In praying this dear prayer, the Our Father, with your own children, and by teaching them to pray in this way, you pass on more than just a single prayer. You actually teach them how to speak the Word of God with the language of faith. You teach them the most basic pattern of true worship.


In fact, the Our Father encompasses the entire scope of Divine Service and Christian worship in a nutshell. It is the gracious Word of Christ to you and to His Church on earth, and so it is His work and His good gift. For this precious thing is not of our own fabrication or design, nor is it anything that any of us could have thought up or imagined. Like all Divine Service, it comes to you from God. And when you pray in this manner, it does not cease to be His Word and His work in you. Not that your praying is the Gospel or a means of grace, but the Words themselves, with which the Lord Jesus opens your lips to call upon the Father in His Name, they are a gift of pure Gospel and grace.

Your praying of the Our Father, on the other hand, is a genuine good work of faith, a sacrifice of repentance and thanksgiving, and an act of worship in Spirit and Truth (that is to say, the worship of the Father through Christ in the Holy Spirit, by means of His Word of Truth).

How appropriate it is, therefore, and how richly multifaceted the Our Father is in its use within the Lutheran Liturgy. In Matins and Vespers, it is part of that daily (morning and evening) sacrifice of prayer that rises before the Lord as the holy incense of faith. In the Service of the Word, it is the summary and conclusion of any and all other prayers, covering all for which the Lord would have us pray. Prior to the Words of Institution in the Divine Service, it is a sacrifice of thanksgiving, offered in grateful anticipation of the Words and the Gifts of Christ Himself about to be received.

Where the Our Father is prayed, according to the ancient practice of the Church Catholic, that is, immediately prior to the Distribution of the Holy Communion, it there serves as a petition that He would (by His Word and Holy Spirit) lead all the communicants to recognize the Body and Blood of Christ in the bread and wine, and that He would grant us to receive this Bread of Life and this Cup of Salvation with thanksgiving, in true faith, and to our abundant blessing. Not only that, but it also confesses that He does do all these things (and more).

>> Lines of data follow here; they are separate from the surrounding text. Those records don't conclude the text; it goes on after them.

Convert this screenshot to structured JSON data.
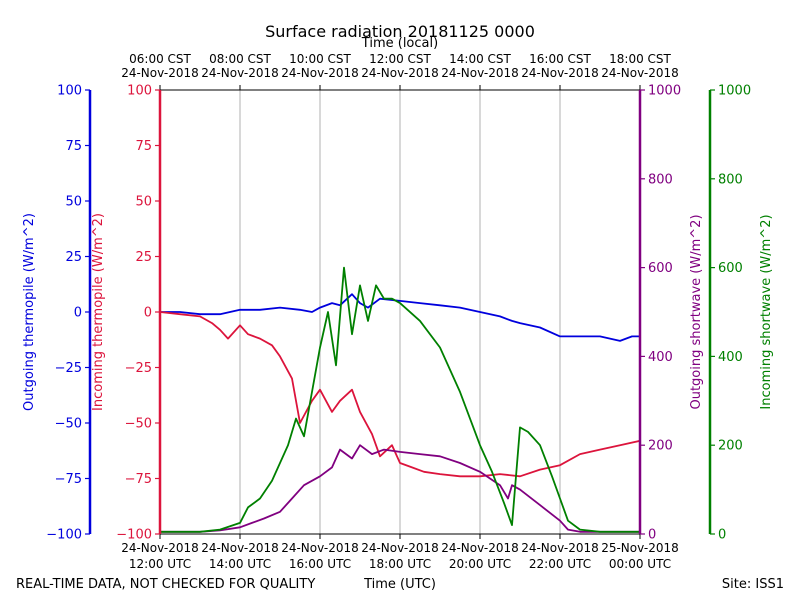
{
  "chart_data": {
    "type": "line",
    "title": "Surface radiation 20181125 0000",
    "top_axis_title": "Time (local)",
    "bottom_axis_title": "Time (UTC)",
    "footer_left": "REAL-TIME DATA, NOT CHECKED FOR QUALITY",
    "footer_right": "Site: ISS1",
    "x_range_utc_hours": [
      12,
      24
    ],
    "x_grid": [
      14,
      16,
      18,
      20,
      22
    ],
    "bottom_ticks": [
      {
        "hour": 12,
        "line1": "24-Nov-2018",
        "line2": "12:00 UTC"
      },
      {
        "hour": 14,
        "line1": "24-Nov-2018",
        "line2": "14:00 UTC"
      },
      {
        "hour": 16,
        "line1": "24-Nov-2018",
        "line2": "16:00 UTC"
      },
      {
        "hour": 18,
        "line1": "24-Nov-2018",
        "line2": "18:00 UTC"
      },
      {
        "hour": 20,
        "line1": "24-Nov-2018",
        "line2": "20:00 UTC"
      },
      {
        "hour": 22,
        "line1": "24-Nov-2018",
        "line2": "22:00 UTC"
      },
      {
        "hour": 24,
        "line1": "25-Nov-2018",
        "line2": "00:00 UTC"
      }
    ],
    "top_ticks": [
      {
        "hour": 12,
        "line1": "06:00 CST",
        "line2": "24-Nov-2018"
      },
      {
        "hour": 14,
        "line1": "08:00 CST",
        "line2": "24-Nov-2018"
      },
      {
        "hour": 16,
        "line1": "10:00 CST",
        "line2": "24-Nov-2018"
      },
      {
        "hour": 18,
        "line1": "12:00 CST",
        "line2": "24-Nov-2018"
      },
      {
        "hour": 20,
        "line1": "14:00 CST",
        "line2": "24-Nov-2018"
      },
      {
        "hour": 22,
        "line1": "16:00 CST",
        "line2": "24-Nov-2018"
      },
      {
        "hour": 24,
        "line1": "18:00 CST",
        "line2": "24-Nov-2018"
      }
    ],
    "axes": [
      {
        "id": "outgoing_thermopile",
        "label": "Outgoing thermopile (W/m^2)",
        "color": "#0000dd",
        "side": "left-outer",
        "ylim": [
          -100,
          100
        ],
        "ticks": [
          -100,
          -75,
          -50,
          -25,
          0,
          25,
          50,
          75,
          100
        ]
      },
      {
        "id": "incoming_thermopile",
        "label": "Incoming thermopile (W/m^2)",
        "color": "#dc143c",
        "side": "left-inner",
        "ylim": [
          -100,
          100
        ],
        "ticks": [
          -100,
          -75,
          -50,
          -25,
          0,
          25,
          50,
          75,
          100
        ]
      },
      {
        "id": "outgoing_shortwave",
        "label": "Outgoing shortwave (W/m^2)",
        "color": "#800080",
        "side": "right-inner",
        "ylim": [
          0,
          1000
        ],
        "ticks": [
          0,
          200,
          400,
          600,
          800,
          1000
        ]
      },
      {
        "id": "incoming_shortwave",
        "label": "Incoming shortwave (W/m^2)",
        "color": "#008000",
        "side": "right-outer",
        "ylim": [
          0,
          1000
        ],
        "ticks": [
          0,
          200,
          400,
          600,
          800,
          1000
        ]
      }
    ],
    "series": [
      {
        "name": "Outgoing thermopile",
        "axis": "outgoing_thermopile",
        "color": "#0000dd",
        "x": [
          12.0,
          12.5,
          13.0,
          13.5,
          14.0,
          14.5,
          15.0,
          15.5,
          15.8,
          16.0,
          16.3,
          16.5,
          16.8,
          17.0,
          17.2,
          17.5,
          18.0,
          18.5,
          19.0,
          19.5,
          20.0,
          20.5,
          20.8,
          21.0,
          21.5,
          22.0,
          22.5,
          23.0,
          23.5,
          23.8,
          24.0
        ],
        "y": [
          0,
          0,
          -1,
          -1,
          1,
          1,
          2,
          1,
          0,
          2,
          4,
          3,
          8,
          4,
          2,
          6,
          5,
          4,
          3,
          2,
          0,
          -2,
          -4,
          -5,
          -7,
          -11,
          -11,
          -11,
          -13,
          -11,
          -11
        ]
      },
      {
        "name": "Incoming thermopile",
        "axis": "incoming_thermopile",
        "color": "#dc143c",
        "x": [
          12.0,
          12.5,
          13.0,
          13.3,
          13.5,
          13.7,
          14.0,
          14.2,
          14.5,
          14.8,
          15.0,
          15.3,
          15.5,
          15.8,
          16.0,
          16.3,
          16.5,
          16.8,
          17.0,
          17.3,
          17.5,
          17.8,
          18.0,
          18.3,
          18.6,
          19.0,
          19.5,
          20.0,
          20.5,
          21.0,
          21.5,
          22.0,
          22.5,
          23.0,
          23.5,
          24.0
        ],
        "y": [
          0,
          -1,
          -2,
          -5,
          -8,
          -12,
          -6,
          -10,
          -12,
          -15,
          -20,
          -30,
          -50,
          -40,
          -35,
          -45,
          -40,
          -35,
          -45,
          -55,
          -65,
          -60,
          -68,
          -70,
          -72,
          -73,
          -74,
          -74,
          -73,
          -74,
          -71,
          -69,
          -64,
          -62,
          -60,
          -58
        ]
      },
      {
        "name": "Outgoing shortwave",
        "axis": "outgoing_shortwave",
        "color": "#800080",
        "x": [
          12.0,
          12.5,
          13.0,
          13.5,
          14.0,
          14.3,
          14.6,
          15.0,
          15.3,
          15.6,
          16.0,
          16.3,
          16.5,
          16.8,
          17.0,
          17.3,
          17.6,
          18.0,
          18.5,
          19.0,
          19.5,
          20.0,
          20.5,
          20.7,
          20.8,
          21.0,
          21.5,
          22.0,
          22.2,
          22.5,
          23.0,
          23.5,
          24.0
        ],
        "y": [
          5,
          5,
          5,
          8,
          15,
          25,
          35,
          50,
          80,
          110,
          130,
          150,
          190,
          170,
          200,
          180,
          190,
          185,
          180,
          175,
          160,
          140,
          110,
          80,
          110,
          100,
          65,
          30,
          10,
          5,
          5,
          5,
          5
        ]
      },
      {
        "name": "Incoming shortwave",
        "axis": "incoming_shortwave",
        "color": "#008000",
        "x": [
          12.0,
          12.5,
          13.0,
          13.5,
          14.0,
          14.2,
          14.5,
          14.8,
          15.0,
          15.2,
          15.4,
          15.6,
          15.8,
          16.0,
          16.2,
          16.4,
          16.6,
          16.8,
          17.0,
          17.2,
          17.4,
          17.6,
          17.8,
          18.0,
          18.5,
          19.0,
          19.5,
          20.0,
          20.3,
          20.6,
          20.8,
          21.0,
          21.2,
          21.5,
          21.8,
          22.0,
          22.2,
          22.5,
          23.0,
          23.5,
          24.0
        ],
        "y": [
          5,
          5,
          5,
          10,
          25,
          60,
          80,
          120,
          160,
          200,
          260,
          220,
          320,
          420,
          500,
          380,
          600,
          450,
          560,
          480,
          560,
          530,
          530,
          520,
          480,
          420,
          320,
          200,
          140,
          70,
          20,
          240,
          230,
          200,
          130,
          80,
          30,
          10,
          5,
          5,
          5
        ]
      }
    ]
  }
}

As Luther indicates repeatedly in the Small Catechism, God answers your petitions even without your prayer. Just as He has promised, “Before you call, I will answer; and while you are yet speaking, I will act.” Thus, everything you pray for in the Our Father — which includes all that you need for your body and soul — is already granted freely and fully, by His grace alone in Christ Jesus.

Christian prayer is not a button or a cord that you push or pull for service from the Lord, as though He were a household servant instead of your dear Father in heaven, or as though He were not already (even without your prayer) daily and richly providing you with all good things — solely out of His fatherly, divine goodness and mercy, without any merit or worthiness in you. Surely He gives daily bread to all people, even to the wicked, and He causes His sun to shine and His rain to fall on both the evil and the good. But pray that He would grant you grace to see His fatherly hand in all these things, and so cling to Him by faith alone, trusting not in yourself but in Christ and His mercy.

Finally, dear son or daughter of God, pray the Our Father — and do so with confident faith in Christ — because He Himself has commanded you to pray in this way, and He has promised to hear you.

Pray to Him, therefore, as He has taught, in much the same way that you go to Church and receive the Holy Sacrament: not because you “feel” like it (but also and especially when you don’t!); not because you thereby do some great “favor” for the Lord; and certainly not as though you were somehow worthy of yourself to stand before Him. But pray to Him because He has commanded you to pray, and because He has promised to hear and answer your prayer in Christ Jesus, and because you need His gracious mercy and forgiveness every day of your life.

Thanks be to God that you have it without measure in His Son: your Lord and God and Savior, Jesus Christ. To Him alone be all honor and glory and praise, both now and forever. Amen.